The average small business owner in America overpays federal income tax by somewhere between $25,000 and $80,000 a year. Not because they are doing anything wrong. Not because their CPA is incompetent. But because no one has ever taken a strategic look at the architecture of how they earn, hold, and move money.
We meet business owners all the time who have a good CPA — someone who files accurately, keeps them compliant, maybe saves them a few thousand dollars a year with reasonable deductions. And yet the same owner is paying an effective rate that no amount of deducting office supplies is going to fix.
The difference between tax preparation and tax strategy is the difference between reporting what happened and engineering what happens next.
The structure problem nobody talks about
Most business owners set up their entity years ago — often as a sole prop or single-member LLC — and never revisited it. As revenue grew, the tax exposure grew with it. The structure that made sense at $200,000 in revenue is often costing you real money at $800,000 or $2 million.
Here is what we typically see when we do a full structural review:
- An S-Corp election that was never made — or was made years ago but the salary/distribution ratio was never optimized
- Retirement plan contributions being left on the table because no one designed the right plan for the owner specifically
- Business real estate held in the operating entity instead of a separate LLC, creating unnecessary exposure
- Owner compensation structured as straight salary when a mix of salary, distributions, and benefits would be dramatically more efficient
- No holding company structure, so all income flows to one entity and gets taxed at one rate
The S-Corp election: still the most underused tool in the trades
If you are running a profitable trades business — HVAC, plumbing, electrical, contracting — and you are not operating as an S-Corp, you are almost certainly overpaying self-employment tax. The math is straightforward: as a sole prop or single-member LLC, every dollar of profit hits you with 15.3% self-employment tax before income tax even starts.

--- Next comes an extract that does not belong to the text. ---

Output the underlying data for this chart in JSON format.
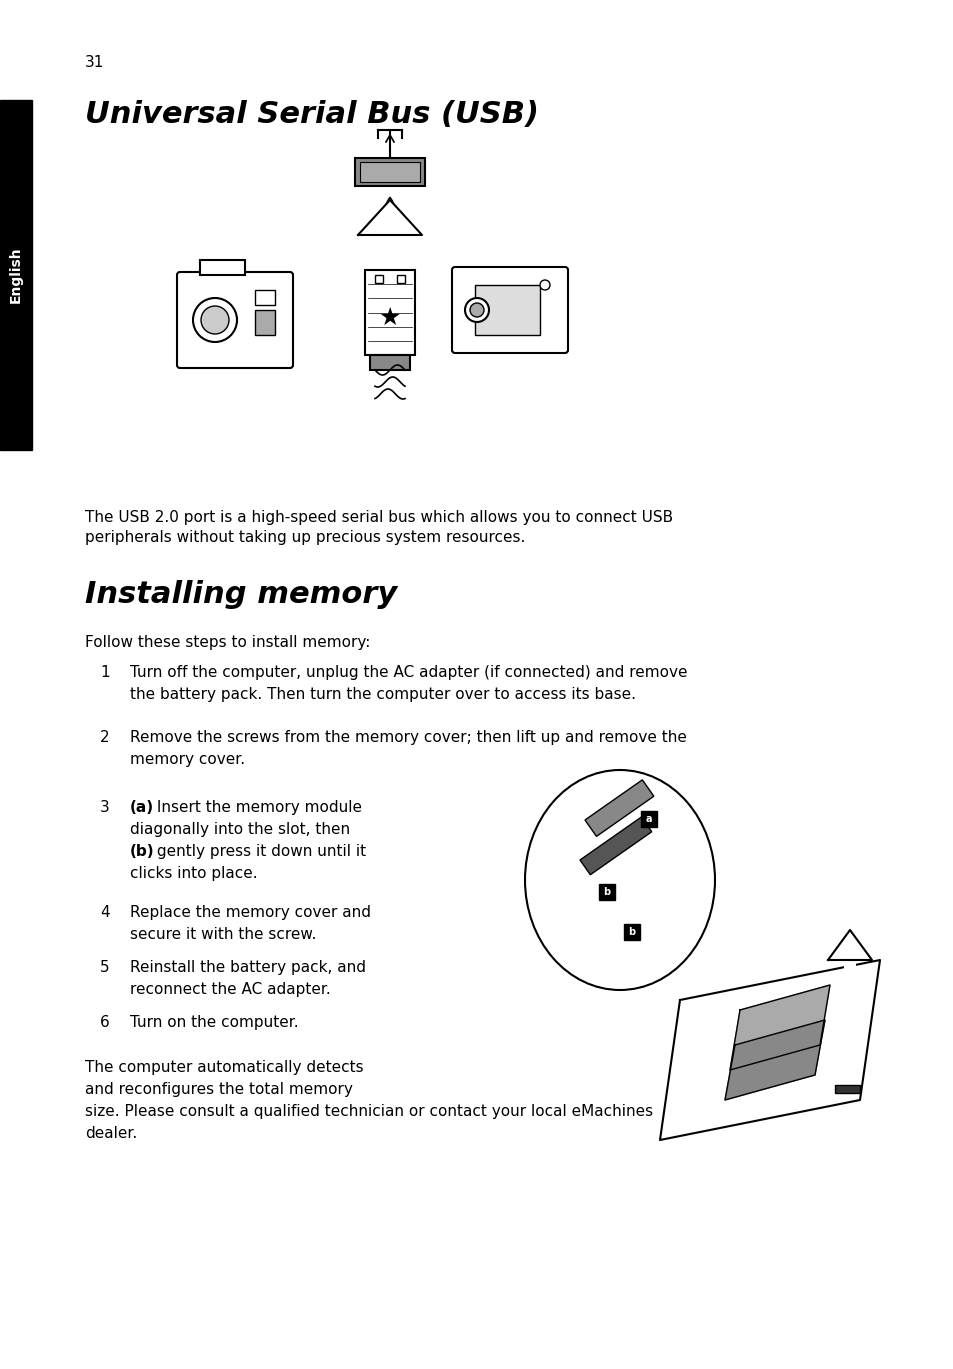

An S-Corp lets you split that income into a reasonable salary (subject to SE tax) and distributions (not subject to SE tax). For a business earning $400,000 in profit, the difference can be $15,000 to $25,000 per year in SE tax savings alone — every year, compounding forward.
Owner-specific retirement plans: the highest-leverage move most owners skip
A standard 401(k) lets an employee defer about $23,000 per year. A business owner with the right plan design can shelter $80,000, $150,000, or more — legally, every year. The vehicles that make this possible — Solo 401(k)s, Defined Benefit plans, cash balance plans — are genuinely complex to design and administer. That complexity is exactly why most owners do not have them.
Their CPA files their taxes but does not design retirement plans. Their financial advisor manages their portfolio but does not integrate it with the business structure. This is the gap we exist to close.
What "working with your CPA" actually means
We are not CPAs. We do not replace your CPA, and we would never tell you to. What we bring is the strategy layer that sits above the filing. We look at your entity structure, your compensation design, your retirement architecture, and your year-end positioning — and we tell you what to change and why. Your CPA executes. The result is a filing that reflects a strategy, not just a year of transactions.
Strategy built once pays dividends every year. The question is not whether the work is worth doing. It is how long you have already been paying for not doing it.